La macchina andava lentamente nel traffico e dal finestrino vedeva le strade, le facce degli uomini e delle donne, dei ragazzi, come i suoi ragazzi un tempo. Tante persone s'intrecciavano nei percorsi, chi andava, chi veniva, in via Libertà, via Ruggero Settimo, via Maqueda. Era uno slalom continuo nel gioco degli acquisti, alla ricerca dell'affare. Pochi minuti ancora e sarebbero arrivati a destinazione. Angelina, anche lei ora non c'era più. Una donna che era diventata di legno come un albero d'ulivo prima forte e flessibile, ma con il passare del tempo e degli eventi sempre più secco, quasi inanimato. Eppure era sempre presente quando qualcuno o qualcuna chiedeva il suo conforto. Quante volte i suoi nipoti era accorsi dalla nonna e la nonna aveva risolto i loro problemi. Ora non c'era più. Rimaneva in quel freddo marmo tra fiori, sussurri e addetti alle pompe funebri che organizzavano il suo funerale. Altro dramma della vita.

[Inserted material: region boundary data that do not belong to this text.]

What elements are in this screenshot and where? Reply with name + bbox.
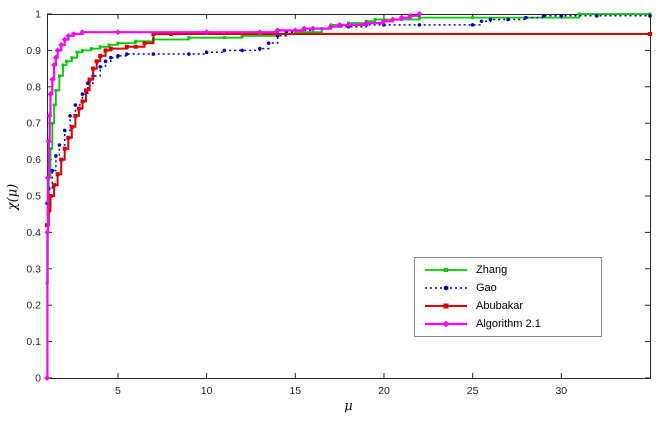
svg-text:0.2: 0.2 xyxy=(26,300,41,312)
x-axis-label: μ xyxy=(344,399,353,414)
legend-item-abubakar: Abubakar xyxy=(415,298,601,315)
svg-text:0.9: 0.9 xyxy=(26,45,41,57)
legend-line-zhang xyxy=(424,264,468,276)
svg-text:0.5: 0.5 xyxy=(26,191,41,203)
svg-text:0.8: 0.8 xyxy=(26,81,41,93)
y-axis-label: χ(μ) xyxy=(5,183,21,211)
svg-text:0.3: 0.3 xyxy=(26,263,41,275)
svg-text:10: 10 xyxy=(201,385,213,397)
svg-text:1: 1 xyxy=(35,9,41,21)
svg-text:0.7: 0.7 xyxy=(26,118,41,130)
svg-text:20: 20 xyxy=(378,385,390,397)
legend-label-algorithm21: Algorithm 2.1 xyxy=(476,318,541,330)
legend-label-abubakar: Abubakar xyxy=(476,300,524,312)
svg-text:5: 5 xyxy=(115,385,121,397)
legend-item-gao: Gao xyxy=(415,280,601,297)
svg-text:25: 25 xyxy=(467,385,479,397)
svg-text:0.6: 0.6 xyxy=(26,154,41,166)
legend: Zhang Gao Abubakar Algorithm 2.1 xyxy=(414,257,602,337)
svg-text:0.4: 0.4 xyxy=(26,227,41,239)
svg-text:15: 15 xyxy=(289,385,301,397)
legend-label-gao: Gao xyxy=(476,282,497,294)
legend-line-algorithm21 xyxy=(424,318,468,330)
svg-text:0: 0 xyxy=(35,373,41,385)
svg-text:0.1: 0.1 xyxy=(26,336,41,348)
legend-line-gao xyxy=(424,282,468,294)
legend-item-algorithm21: Algorithm 2.1 xyxy=(415,316,601,333)
legend-item-zhang: Zhang xyxy=(415,262,601,279)
svg-text:30: 30 xyxy=(555,385,567,397)
legend-label-zhang: Zhang xyxy=(476,264,508,276)
legend-line-abubakar xyxy=(424,300,468,312)
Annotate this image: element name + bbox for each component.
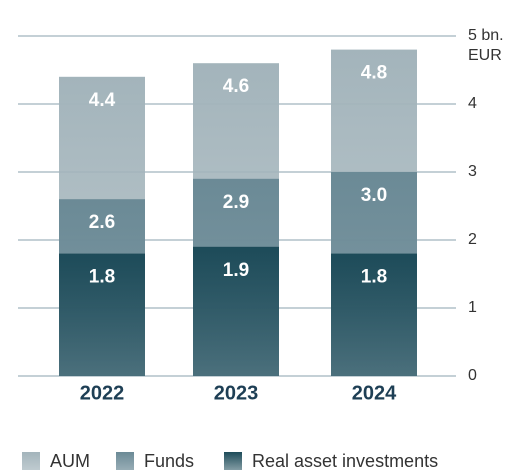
x-tick-label: 2023 <box>214 382 259 404</box>
legend-label: AUM <box>50 451 90 471</box>
data-label: 2.9 <box>223 192 249 213</box>
y-tick-label: 2 <box>468 231 477 248</box>
x-tick-label: 2022 <box>80 382 125 404</box>
y-tick-label: 5 bn. <box>468 27 504 44</box>
data-label: 4.8 <box>361 63 387 84</box>
legend-swatch <box>224 452 242 470</box>
legend-label: Real asset investments <box>252 451 438 471</box>
bar <box>331 253 417 376</box>
bar <box>59 253 145 376</box>
bar <box>193 246 279 376</box>
x-tick-label: 2024 <box>352 382 397 404</box>
data-label: 1.8 <box>89 267 115 288</box>
y-tick-label: 1 <box>468 299 477 316</box>
y-tick-label: 3 <box>468 163 477 180</box>
y-axis-unit: EUR <box>468 47 502 64</box>
legend-swatch <box>22 452 40 470</box>
y-tick-label: 0 <box>468 367 477 384</box>
data-label: 2.6 <box>89 212 115 233</box>
legend-label: Funds <box>144 451 194 471</box>
data-label: 4.6 <box>223 76 249 97</box>
data-label: 4.4 <box>89 90 116 111</box>
data-label: 1.9 <box>223 260 249 281</box>
data-label: 3.0 <box>361 185 387 206</box>
y-tick-label: 4 <box>468 95 477 112</box>
legend-swatch <box>116 452 134 470</box>
data-label: 1.8 <box>361 267 387 288</box>
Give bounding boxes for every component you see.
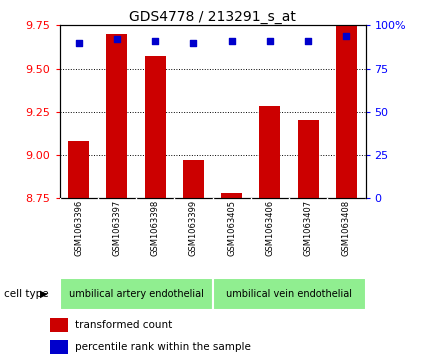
Text: GSM1063399: GSM1063399 xyxy=(189,200,198,256)
Point xyxy=(152,38,159,44)
Bar xyxy=(50,340,68,354)
Title: GDS4778 / 213291_s_at: GDS4778 / 213291_s_at xyxy=(129,11,296,24)
Text: percentile rank within the sample: percentile rank within the sample xyxy=(75,342,251,352)
Point xyxy=(305,38,312,44)
Bar xyxy=(298,120,319,198)
Bar xyxy=(183,160,204,198)
Bar xyxy=(212,278,366,310)
Point xyxy=(190,40,197,45)
Bar xyxy=(68,141,89,198)
Text: GSM1063398: GSM1063398 xyxy=(150,200,160,257)
Point xyxy=(75,40,82,45)
Point xyxy=(266,38,273,44)
Text: GSM1063408: GSM1063408 xyxy=(342,200,351,256)
Bar xyxy=(144,56,166,198)
Text: cell type: cell type xyxy=(4,289,49,299)
Text: umbilical vein endothelial: umbilical vein endothelial xyxy=(226,289,352,299)
Text: umbilical artery endothelial: umbilical artery endothelial xyxy=(68,289,204,299)
Text: GSM1063396: GSM1063396 xyxy=(74,200,83,257)
Text: GSM1063405: GSM1063405 xyxy=(227,200,236,256)
Text: ▶: ▶ xyxy=(40,289,47,299)
Bar xyxy=(106,34,128,198)
Bar xyxy=(221,193,242,198)
Point xyxy=(113,36,120,42)
Point xyxy=(343,33,350,38)
Bar xyxy=(336,22,357,198)
Text: GSM1063407: GSM1063407 xyxy=(303,200,313,256)
Text: transformed count: transformed count xyxy=(75,320,172,330)
Bar xyxy=(50,318,68,332)
Bar xyxy=(259,106,280,198)
Text: GSM1063397: GSM1063397 xyxy=(112,200,122,257)
Text: GSM1063406: GSM1063406 xyxy=(265,200,275,256)
Point xyxy=(228,38,235,44)
Bar xyxy=(60,278,212,310)
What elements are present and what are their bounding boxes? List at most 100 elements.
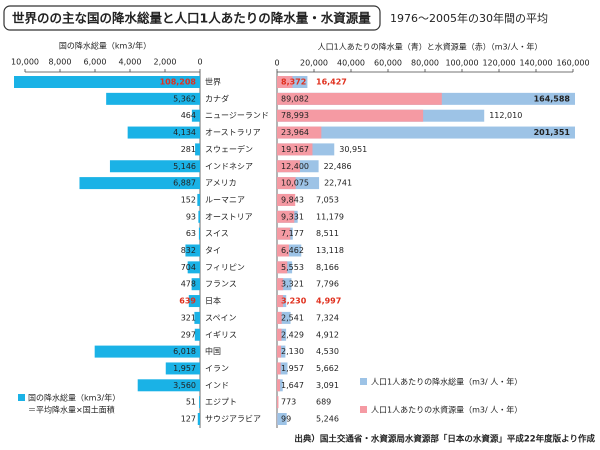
category-label: イラン [205,364,229,373]
value-label: 832 [181,246,196,255]
x-tick-label: 60,000 [374,59,402,68]
category-label: ルーマニア [205,195,245,204]
bar [191,278,200,291]
value-label: 5,362 [173,94,196,103]
value-label: 773 [281,398,296,407]
bar [277,193,296,206]
value-label: 464 [181,111,196,120]
bar [188,295,200,308]
value-label: 2,130 [281,347,304,356]
value-label: 13,118 [316,246,344,255]
value-label: 1,647 [281,381,304,390]
value-label: 30,951 [339,145,367,154]
x-tick-label: 2,000 [154,58,177,67]
value-label: 12,400 [281,162,309,171]
x-tick-label: 0 [197,58,202,67]
value-label: 704 [181,263,196,272]
bar [277,160,300,173]
bar [197,413,200,425]
value-label: 321 [181,313,196,322]
category-label: スペイン [205,313,236,322]
category-label: カナダ [205,93,229,103]
value-label: 22,486 [324,162,352,171]
bar [277,328,287,341]
value-label: 8,372 [281,78,306,87]
x-axis-title: 人口1人あたりの降水量（青）と水資源量（赤）（m3/人・年） [318,42,543,52]
value-label: 5,662 [316,364,339,373]
bar [185,244,200,257]
bar [94,345,200,358]
x-tick-label: 4,000 [119,58,142,67]
value-label: 152 [181,195,196,204]
category-label: スウェーデン [205,144,253,154]
value-label: 1,957 [281,364,304,373]
bar [199,396,200,409]
bar [165,362,200,375]
category-label: オーストラリア [205,128,261,137]
value-label: 51 [186,398,196,407]
category-label: インドネシア [205,162,253,171]
value-label: 7,796 [316,280,339,289]
right-bars [277,76,575,425]
source: 出典）国土交通省・水資源局水資源部「日本の水資源」平成22年度版より作成 [294,434,595,445]
x-tick-label: 100,000 [445,59,478,68]
value-label: 3,321 [281,280,304,289]
labels: 国の降水総量（km3/年） 人口1人あたりの降水量（青）と水資源量（赤）（m3/人… [11,41,590,424]
value-label: 5,246 [316,415,339,424]
bar [277,311,282,324]
value-label: 99 [281,415,291,424]
bar [277,109,424,122]
value-label: 9,843 [281,195,304,204]
value-label: 3,091 [316,381,339,390]
value-label: 6,018 [173,347,196,356]
bar [277,379,281,392]
value-label: 689 [316,398,331,407]
x-tick-label: 20,000 [300,59,328,68]
value-label: 10,075 [281,179,309,188]
value-label: 297 [181,330,196,339]
value-label: 5,553 [281,263,304,272]
bar [137,379,200,392]
bar [277,244,289,257]
value-label: 8,511 [316,229,339,238]
bar [277,126,575,139]
x-tick-label: 80,000 [411,59,439,68]
value-label: 2,429 [281,330,304,339]
category-label: エジプト [205,398,237,407]
value-label: 478 [181,280,196,289]
category-label: インド [205,381,229,390]
value-label: 93 [186,212,196,221]
bar [277,126,322,139]
value-label: 22,741 [324,179,352,188]
legend-label: 国の降水総量（km3/年） [28,393,120,403]
value-label: 6,887 [173,179,196,188]
value-label: 7,177 [281,229,304,238]
value-label: 2,541 [281,313,304,322]
value-label: 7,053 [316,195,339,204]
bar [191,109,200,122]
category-label: オーストリア [205,212,253,221]
x-tick-label: 160,000 [556,59,589,68]
value-label: 16,427 [316,78,347,87]
bar [277,177,296,190]
value-label: 11,179 [316,212,344,221]
x-axis-title: 国の降水総量（km3/年） [59,41,151,51]
bar [127,126,200,139]
value-label: 63 [186,229,196,238]
bar [194,328,200,341]
legend-swatch [18,394,25,401]
value-label: 164,588 [534,94,571,103]
x-tick-label: 6,000 [84,58,107,67]
category-label: タイ [205,246,221,255]
subtitle: 1976〜2005年の30年間の平均 [390,11,548,25]
category-label: 日本 [205,296,221,306]
value-label: 639 [179,297,196,306]
value-label: 1,957 [173,364,196,373]
bar [277,210,295,223]
legend-swatch [360,378,367,385]
value-label: 8,166 [316,263,339,272]
legend-note: ＝平均降水量×国土面積 [28,405,115,415]
bar [277,345,281,358]
bar [277,295,283,308]
bar [109,160,200,173]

Ricordando tutto ciò Carmela non si accorse che il taxi era arrivato e che il conducente leggeva il tassametro. Allora l' autista, un signore sulla cinquantina avanzata, scese dalla vettura e con fare signorile le aprì la porta. Il rumore dello sportello riportò Carmela alla realtà e chiese quanto doveva. Risolto il suo debito con il gentiluomo autista, si incamminò a piedi verso l'obitorio dell'ospedale, vicino all'area di emergenza, fra sirene spigate di autoambulanze in arrivo è un formicolio di persone che erano lì, in quel posto.